[ODE] More accuracy ???

[Gary R. Van Sickle]

> Nguyen Binh wrote:
> >     So, the code is modified to
> >
> >     ------Begin code fragment
> >     ......
> >         // handle linear velocity
> >         dReal h2 = h*h/2;
> >         for (j = 0; j < 3; j++)
> >                 b->pos[j] += h * b->lvel[j] + h2*b->facc[j];
> >     .....
> >     ------End
> >     So our ODE has O(h3) accuracy compare to just O(h2) with the old
> >     one.
>
> I've given it a try-out and it doesn't seem to hurt matters at all,
> though it's hard to say that it helps, and I'm not qualified to speak
> of its correctness.

I am ;-).

Assuming facc[] is constant over time interval h (which we have to assume, since
there's no other info to go on for the forces which get added into facc), we
have:

  a = v' = facc/Mass ==> constant
  v = last_v + integral of v' over time period h
    = last_v + (facc/Mass)*h
  p = last_p + p'
  p'= integral of v over time period h
    = last_v*h + ((facc/Mass)*h^2)/2


So, from what I can tell, Nguyen's code is missing a b->invMass, and should read
something like this:

     ------Begin code fragment
     ......
         // handle linear velocity
         dReal h2 = h*h/2;
         for (j = 0; j < 3; j++)
                 b->pos[j] += h * b->lvel[j] + h2*(b->facc[j]*b->invMass);
     .....
     ------End

There's two other problems though:

1.  At the point in the StepIsland code where moveAndRotateBody() gets called,
it's not clear to me what's been done to lvel[]; in particular, I see this
earlier in the code:

  for (j=0; j<3; j++) body[i]->lvel[j] += body_invMass * cforce[i*8+j];

cforce looks to be the constraint force.  So, lvel in the presence of a
constraint is != last_v in the above derivation.  What's that do to us?  I don't
know, it's too late, my brain shut down a half hour ago.  If there is no
constraint force though, this is the *exact* solution to the given problem, not
merely another Taylor-series factor.  Well, it is, but it's the *last* non-zero
factor.

2.  The forces acting on a body in the real world we're trying to model are
almost never (always never?) constant over a finite time period.  It would be
nice to get externally-controlled forces (e.g. springs, interbody gravitation,
etc.) inside the integration loop.  This is of course well beyond the scope of
Nguyen's patch, I just thought I'd mention it.

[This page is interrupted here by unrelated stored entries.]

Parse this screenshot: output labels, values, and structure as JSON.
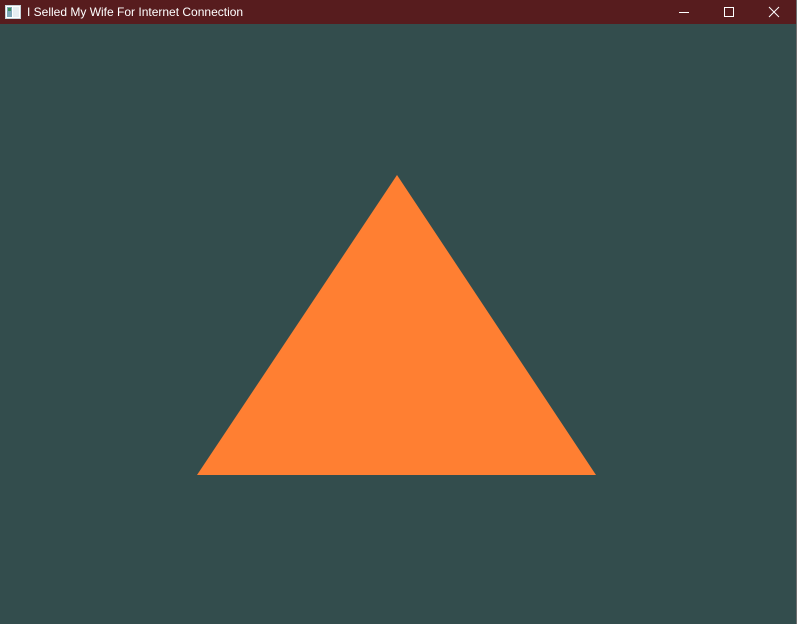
{
  "window": {
    "title": "I Selled My Wife For Internet Connection",
    "icon": "app-window-icon",
    "controls": [
      {
        "name": "minimize-icon"
      },
      {
        "name": "maximize-icon"
      },
      {
        "name": "close-icon"
      }
    ]
  },
  "colors": {
    "titlebar": "#571c1e",
    "background": "#334d4d",
    "triangle": "#ff7f32"
  }
}
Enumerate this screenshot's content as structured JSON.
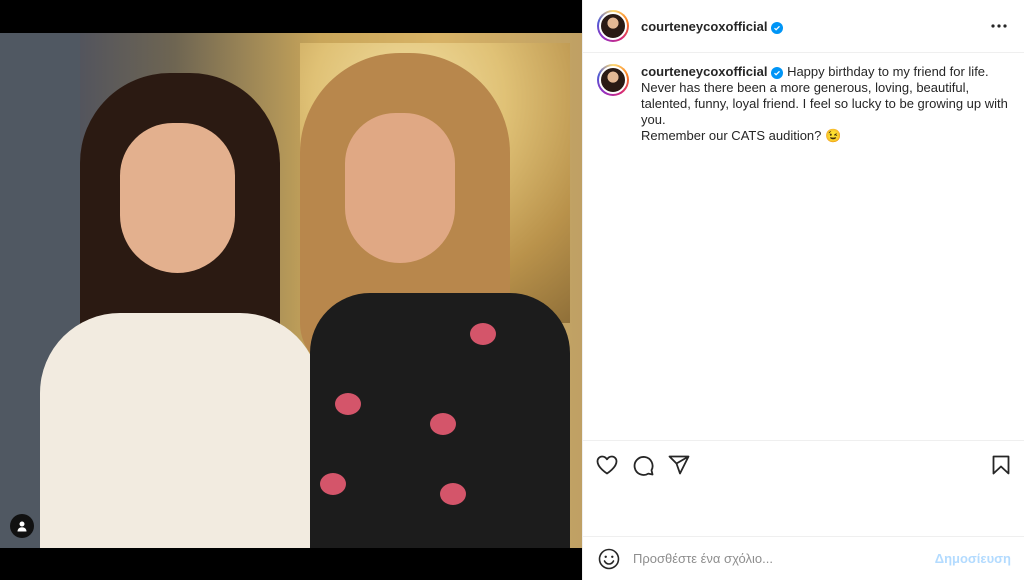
{
  "post": {
    "username": "courteneycoxofficial",
    "verified": true,
    "caption_lines": [
      "Happy birthday to my friend for life.",
      "Never has there been a more generous, loving, beautiful,",
      "talented, funny, loyal friend. I feel so lucky to be growing up with",
      "you.",
      "Remember our CATS audition? 😉"
    ]
  },
  "icons": {
    "more": "more-options-icon",
    "like": "heart-icon",
    "comment": "comment-icon",
    "share": "share-icon",
    "save": "bookmark-icon",
    "emoji": "emoji-icon",
    "tag": "user-tag-icon",
    "verified": "verified-badge-icon"
  },
  "comment": {
    "placeholder": "Προσθέστε ένα σχόλιο...",
    "post_label": "Δημοσίευση"
  },
  "colors": {
    "verified": "#0095f6",
    "post_disabled": "#b3dbff",
    "border": "#efefef"
  }
}
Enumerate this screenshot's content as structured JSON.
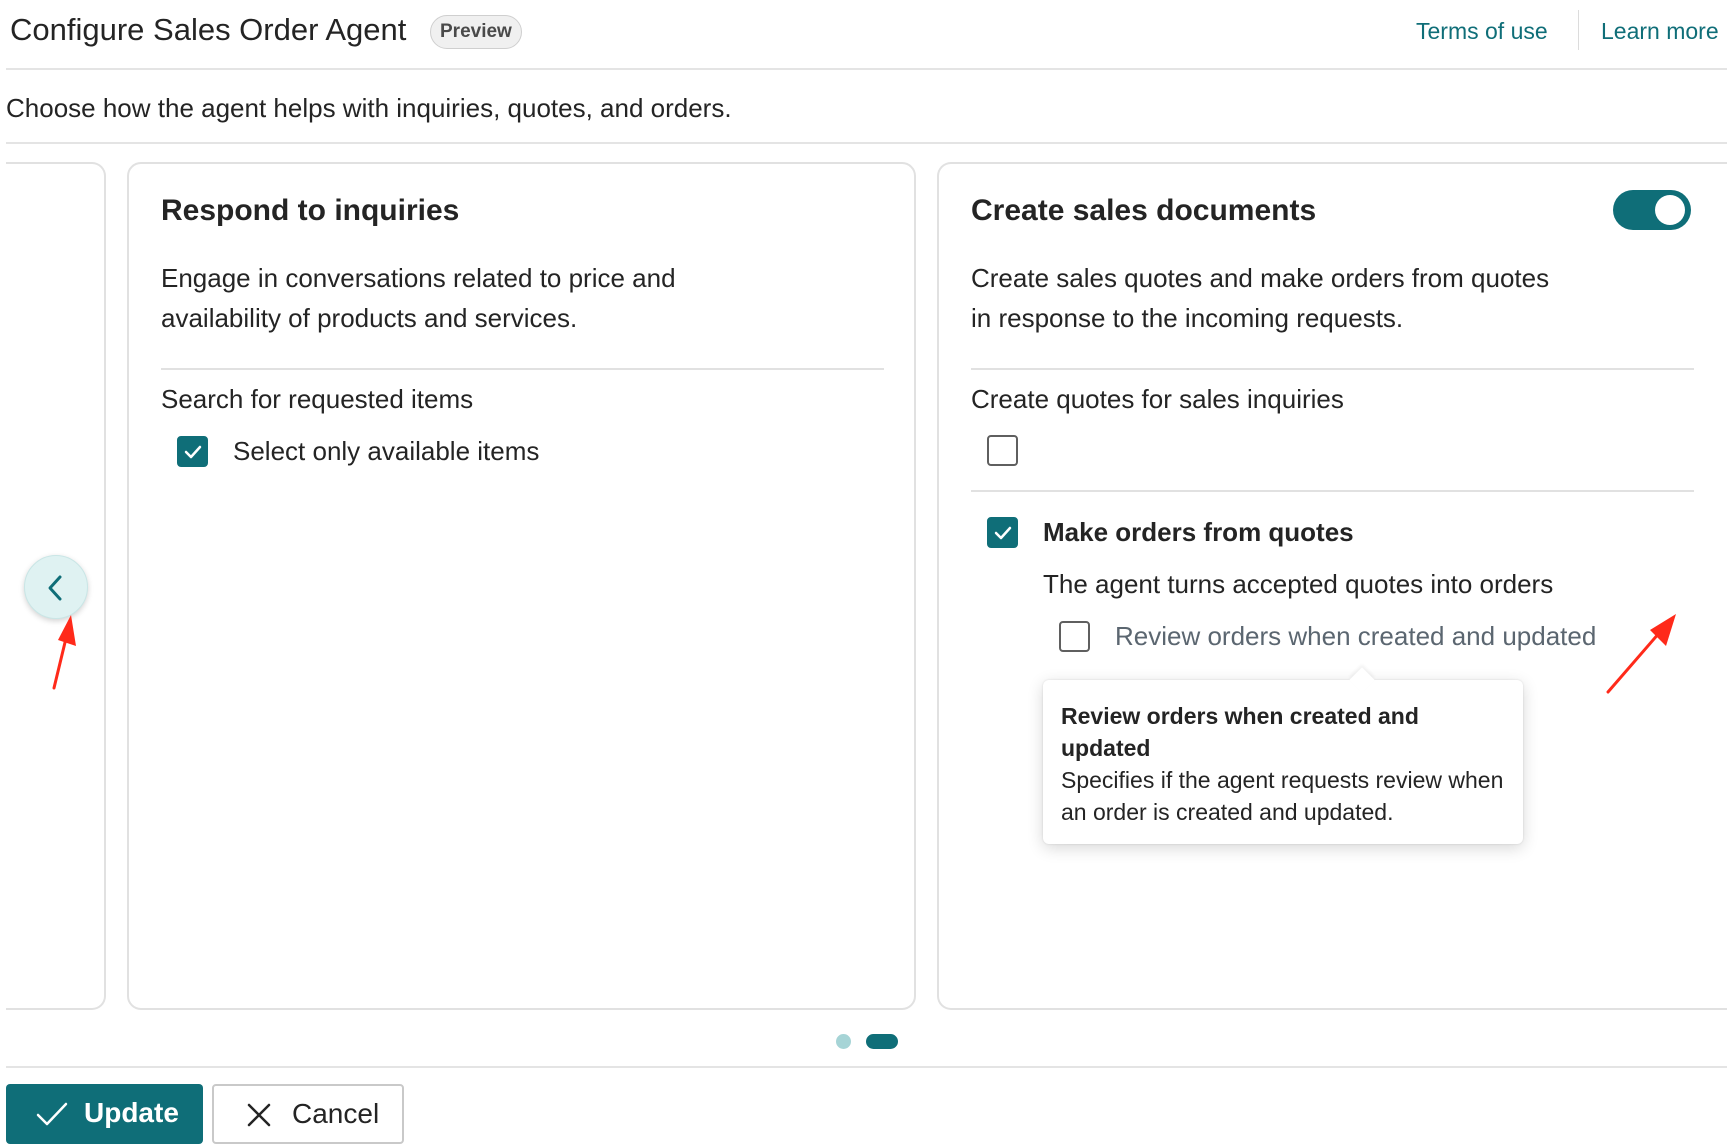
{
  "header": {
    "title": "Configure Sales Order Agent",
    "badge": "Preview",
    "terms_link": "Terms of use",
    "learn_link": "Learn more"
  },
  "subtitle": "Choose how the agent helps with inquiries, quotes, and orders.",
  "cards": {
    "inquiries": {
      "title": "Respond to inquiries",
      "description": "Engage in conversations related to price and availability of products and services.",
      "section_label": "Search for requested items",
      "option_label": "Select only available items",
      "option_checked": true
    },
    "sales_docs": {
      "title": "Create sales documents",
      "toggle_on": true,
      "description": "Create sales quotes and make orders from quotes in response to the incoming requests.",
      "quotes_label": "Create quotes for sales inquiries",
      "quotes_checked": false,
      "orders_label": "Make orders from quotes",
      "orders_checked": true,
      "orders_description": "The agent turns accepted quotes into orders",
      "review_label": "Review orders when created and updated",
      "review_checked": false
    }
  },
  "tooltip": {
    "title": "Review orders when created and updated",
    "text": "Specifies if the agent requests review when an order is created and updated."
  },
  "pagination": {
    "page_count": 2,
    "active_page": 2
  },
  "footer": {
    "update_label": "Update",
    "cancel_label": "Cancel"
  },
  "colors": {
    "accent": "#0f6e78",
    "annotation": "#ff2a1a"
  },
  "icons": {
    "nav": "chevron-left-icon",
    "update": "checkmark-icon",
    "cancel": "close-icon"
  }
}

>  I find that rotational velocity is much less
> stable (I don't know about 'accurate', though the issues are
> probably related) than linear velocity -- is there a similar trick
> for rotational velocity?

Probably, but I think it would involve a bit of matrix and/or quaternion math.
I'm just not up to it at this hour. ;-)

--
Gary R. Van Sickle
Brewer.  Patriot.